We find ways to attract students to library. We modify personal attitudes and change our demeanor to be more welcoming and approachable but at the end of the day, however proactive librarians are, whatever librarians do to sell the library and its services, the library is just but a passive function and service. It’s not like we can put sanctions to the students for not using the library resources. But even then, sanctions are still ineffective if students do not value their education. Penalties have not stopped students from skipping classes and/or failing exams or entire subjects.

Feel free to air your thoughts if you disagree with my conclusion.

Tuesday, June 2, 2009

My cave dwelling

I and three others live in a basement of a government housing.

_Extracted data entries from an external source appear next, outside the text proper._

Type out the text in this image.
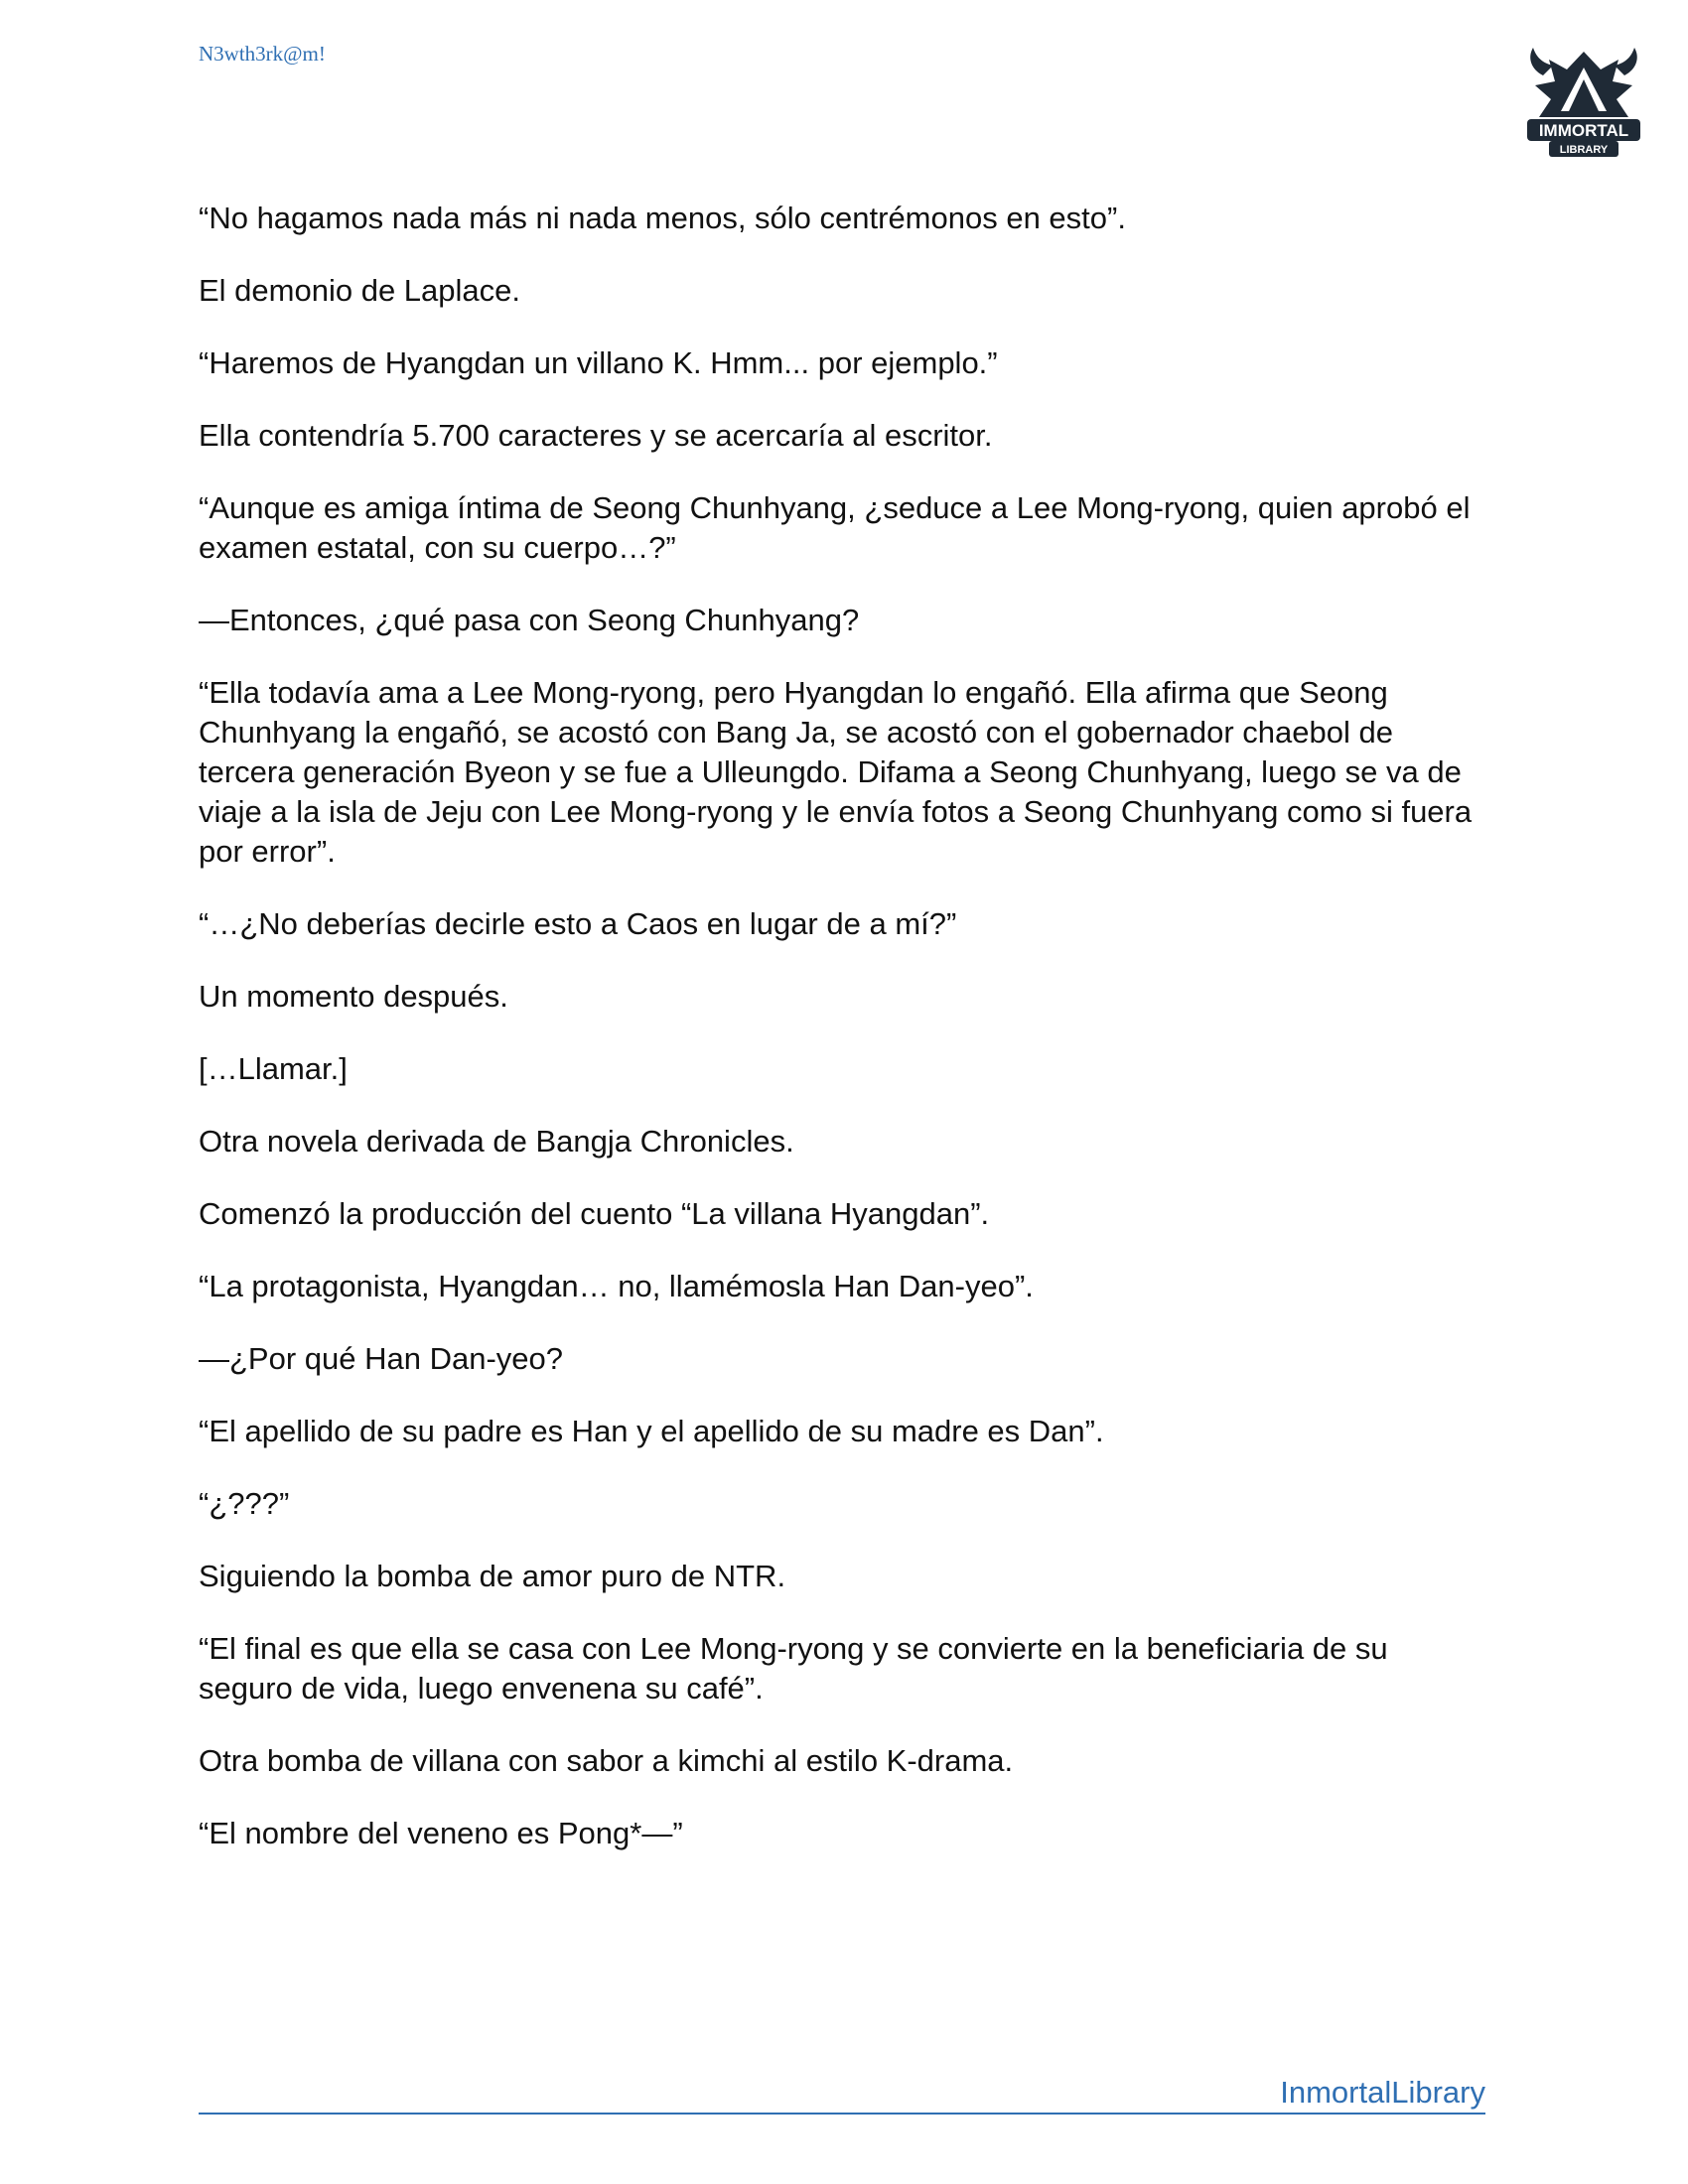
N3wth3rk@m!
IMMORTAL
LIBRARY

“No hagamos nada más ni nada menos, sólo centrémonos en esto”.

El demonio de Laplace.

“Haremos de Hyangdan un villano K. Hmm... por ejemplo.”

Ella contendría 5.700 caracteres y se acercaría al escritor.

“Aunque es amiga íntima de Seong Chunhyang, ¿seduce a Lee Mong-ryong, quien aprobó el examen estatal, con su cuerpo…?”

—Entonces, ¿qué pasa con Seong Chunhyang?

“Ella todavía ama a Lee Mong-ryong, pero Hyangdan lo engañó. Ella afirma que Seong Chunhyang la engañó, se acostó con Bang Ja, se acostó con el gobernador chaebol de tercera generación Byeon y se fue a Ulleungdo. Difama a Seong Chunhyang, luego se va de viaje a la isla de Jeju con Lee Mong-ryong y le envía fotos a Seong Chunhyang como si fuera por error”.

“…¿No deberías decirle esto a Caos en lugar de a mí?”

Un momento después.

[…Llamar.]

Otra novela derivada de Bangja Chronicles.

Comenzó la producción del cuento “La villana Hyangdan”.

“La protagonista, Hyangdan… no, llamémosla Han Dan-yeo”.

—¿Por qué Han Dan-yeo?

“El apellido de su padre es Han y el apellido de su madre es Dan”.

“¿???”

Siguiendo la bomba de amor puro de NTR.

“El final es que ella se casa con Lee Mong-ryong y se convierte en la beneficiaria de su seguro de vida, luego envenena su café”.

Otra bomba de villana con sabor a kimchi al estilo K-drama.

“El nombre del veneno es Pong*—”

InmortalLibrary
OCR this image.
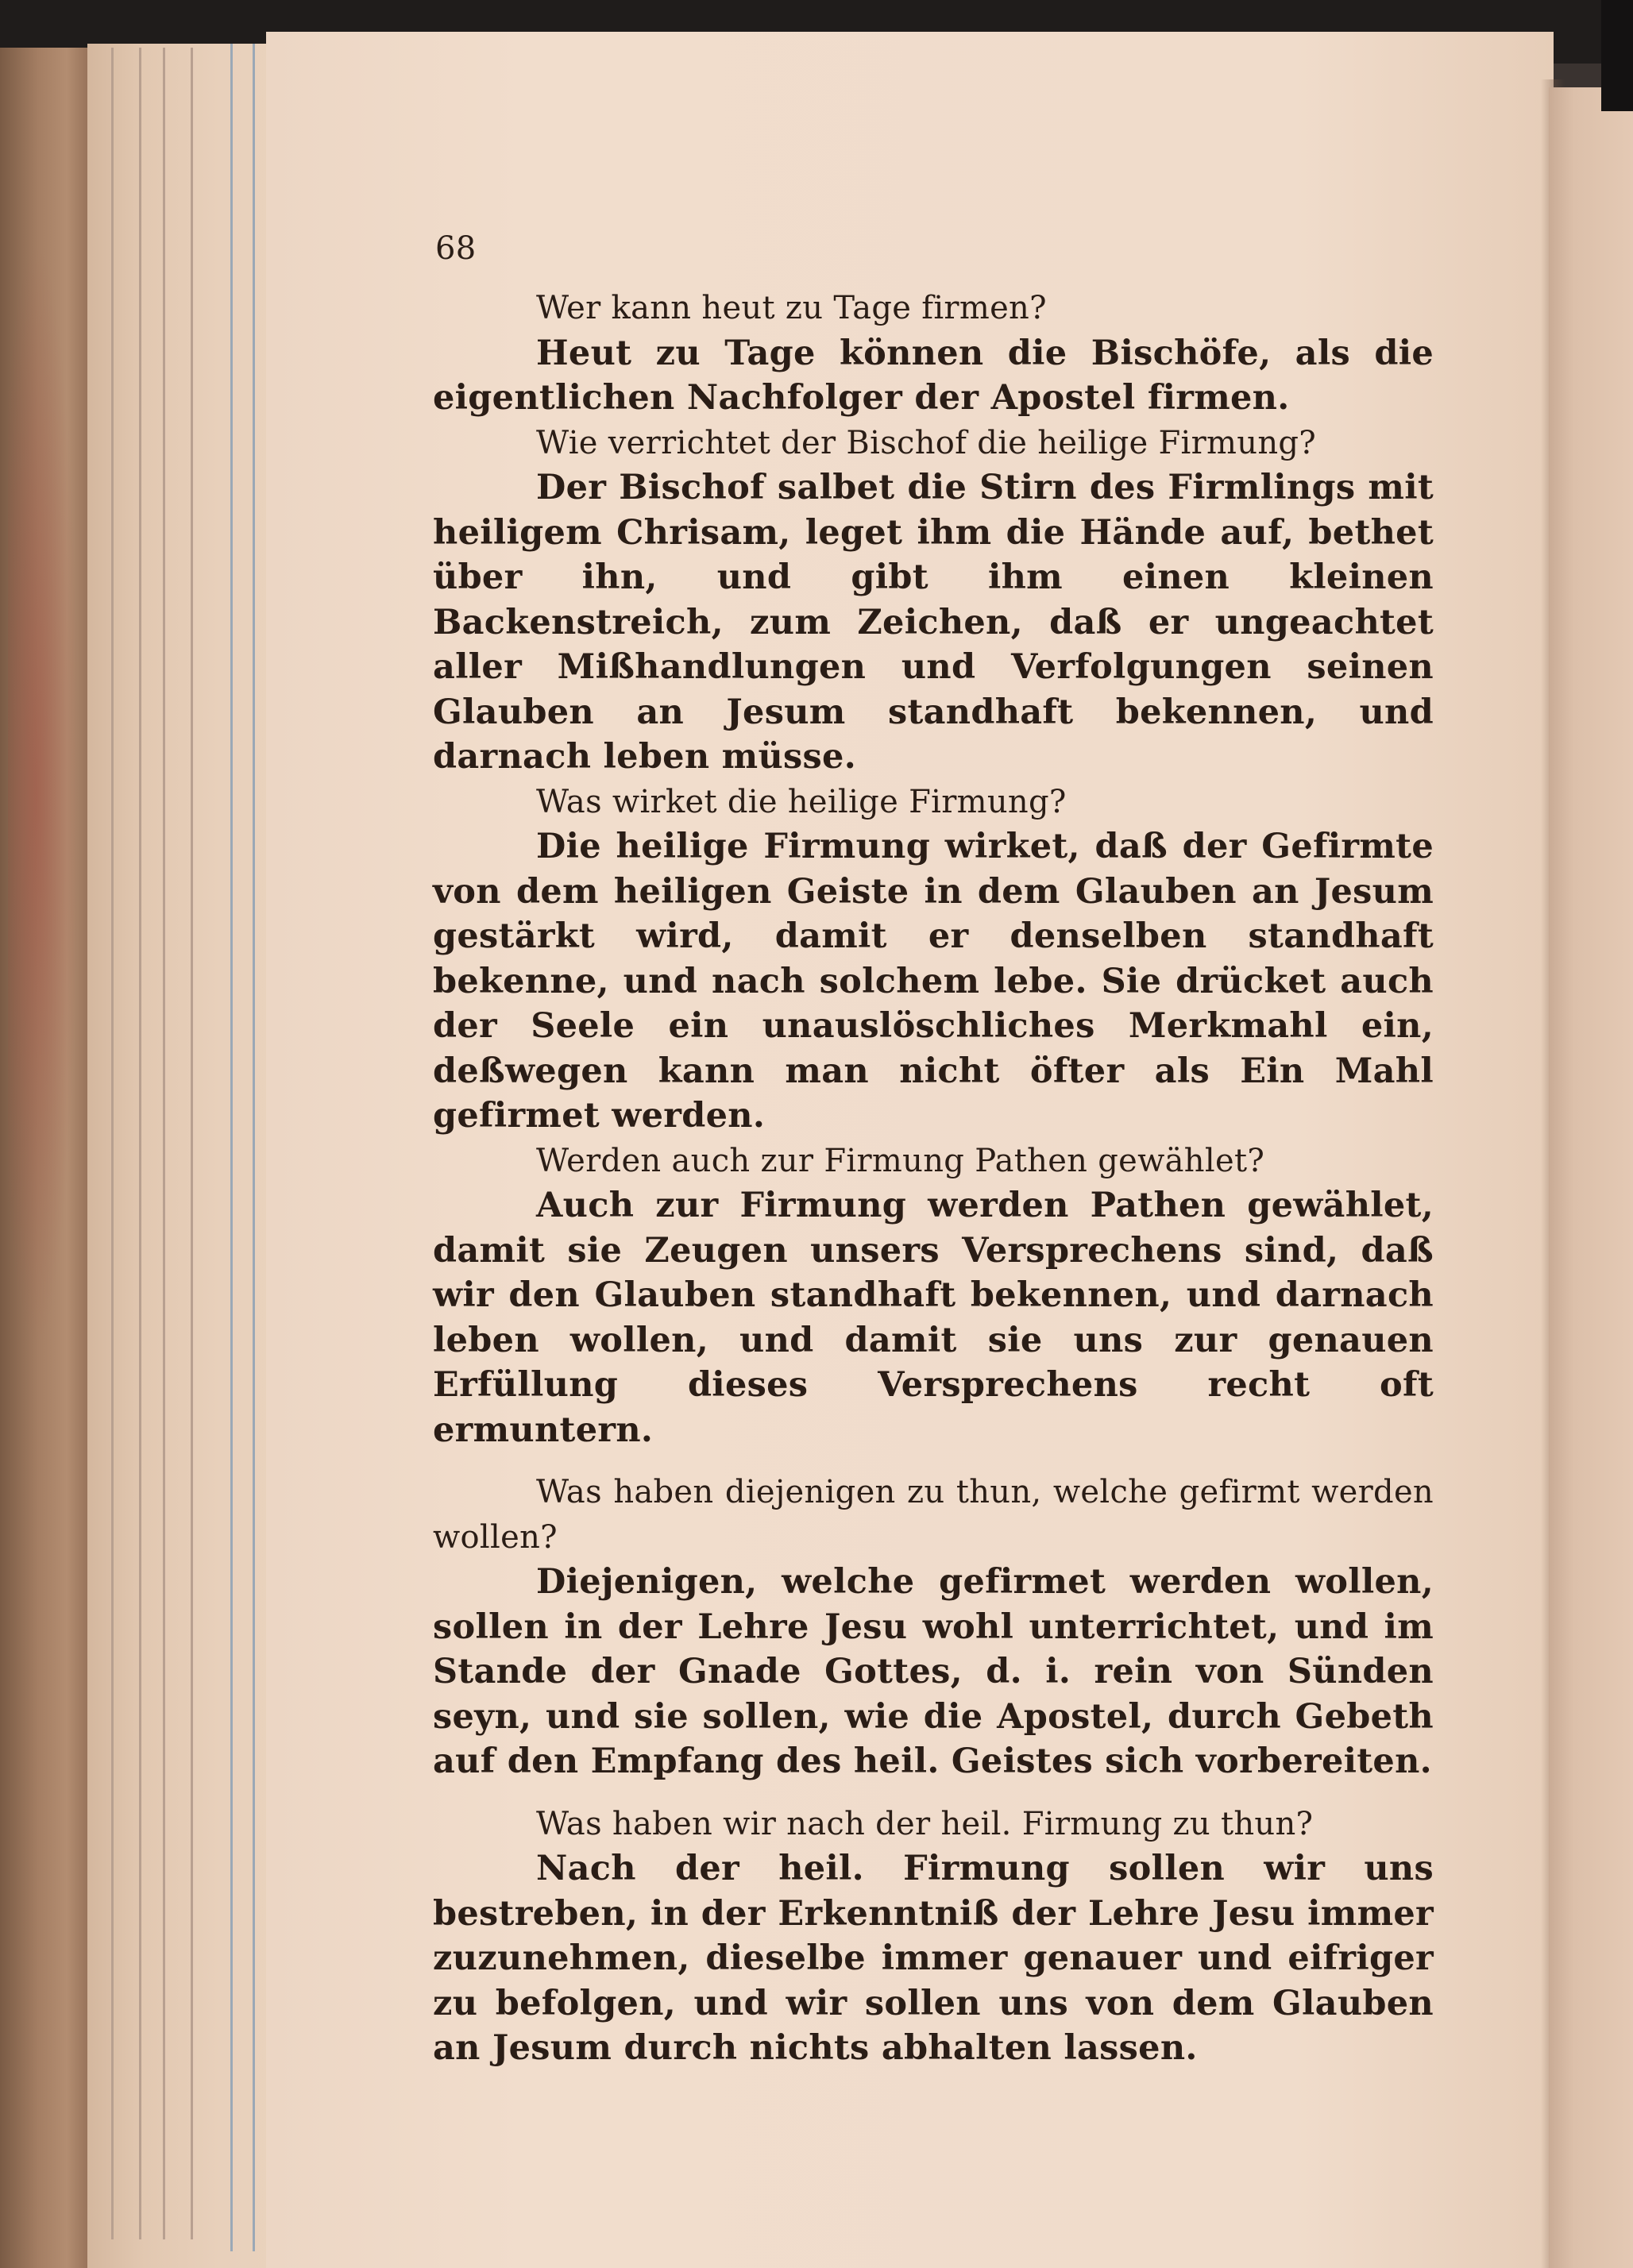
68

Wer kann heut zu Tage firmen?

Heut zu Tage können die Bischöfe, als die eigentlichen Nachfolger der Apostel firmen.

Wie verrichtet der Bischof die heilige Firmung?

Der Bischof salbet die Stirn des Firmlings mit heiligem Chrisam, leget ihm die Hände auf, bethet über ihn, und gibt ihm einen kleinen Backenstreich, zum Zeichen, daß er ungeachtet aller Mißhandlungen und Verfolgungen seinen Glauben an Jesum standhaft bekennen, und darnach leben müsse.

Was wirket die heilige Firmung?

Die heilige Firmung wirket, daß der Gefirmte von dem heiligen Geiste in dem Glauben an Jesum gestärkt wird, damit er denselben standhaft bekenne, und nach solchem lebe. Sie drücket auch der Seele ein unauslöschliches Merkmahl ein, deßwegen kann man nicht öfter als Ein Mahl gefirmet werden.

Werden auch zur Firmung Pathen gewählet?

Auch zur Firmung werden Pathen gewählet, damit sie Zeugen unsers Versprechens sind, daß wir den Glauben standhaft bekennen, und darnach leben wollen, und damit sie uns zur genauen Erfüllung dieses Versprechens recht oft ermuntern.

Was haben diejenigen zu thun, welche gefirmt werden wollen?

Diejenigen, welche gefirmet werden wollen, sollen in der Lehre Jesu wohl unterrichtet, und im Stande der Gnade Gottes, d. i. rein von Sünden seyn, und sie sollen, wie die Apostel, durch Gebeth auf den Empfang des heil. Geistes sich vorbereiten.

Was haben wir nach der heil. Firmung zu thun?

Nach der heil. Firmung sollen wir uns bestreben, in der Erkenntniß der Lehre Jesu immer zuzunehmen, dieselbe immer genauer und eifriger zu befolgen, und wir sollen uns von dem Glauben an Jesum durch nichts abhalten lassen.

Each one of us occupies only a single room but the whole place is bigger compared to the rooms upstairs because we have our own common sala and kitchen and individual cr/br.

The problem with our accommodations is that every now and then creepy crawlies visit us. There have been several times snakes were killed in our cave and the latest was last night. I did not sleep the whole night watching the snake, afraid where it might crawl and hide next; however come daylight I lost sight of the brownish/reddish snake.

So tonight it would be the 'lantay' in the sala for me. I would not dare sleep in my room again until that snake is killed or removed from my room.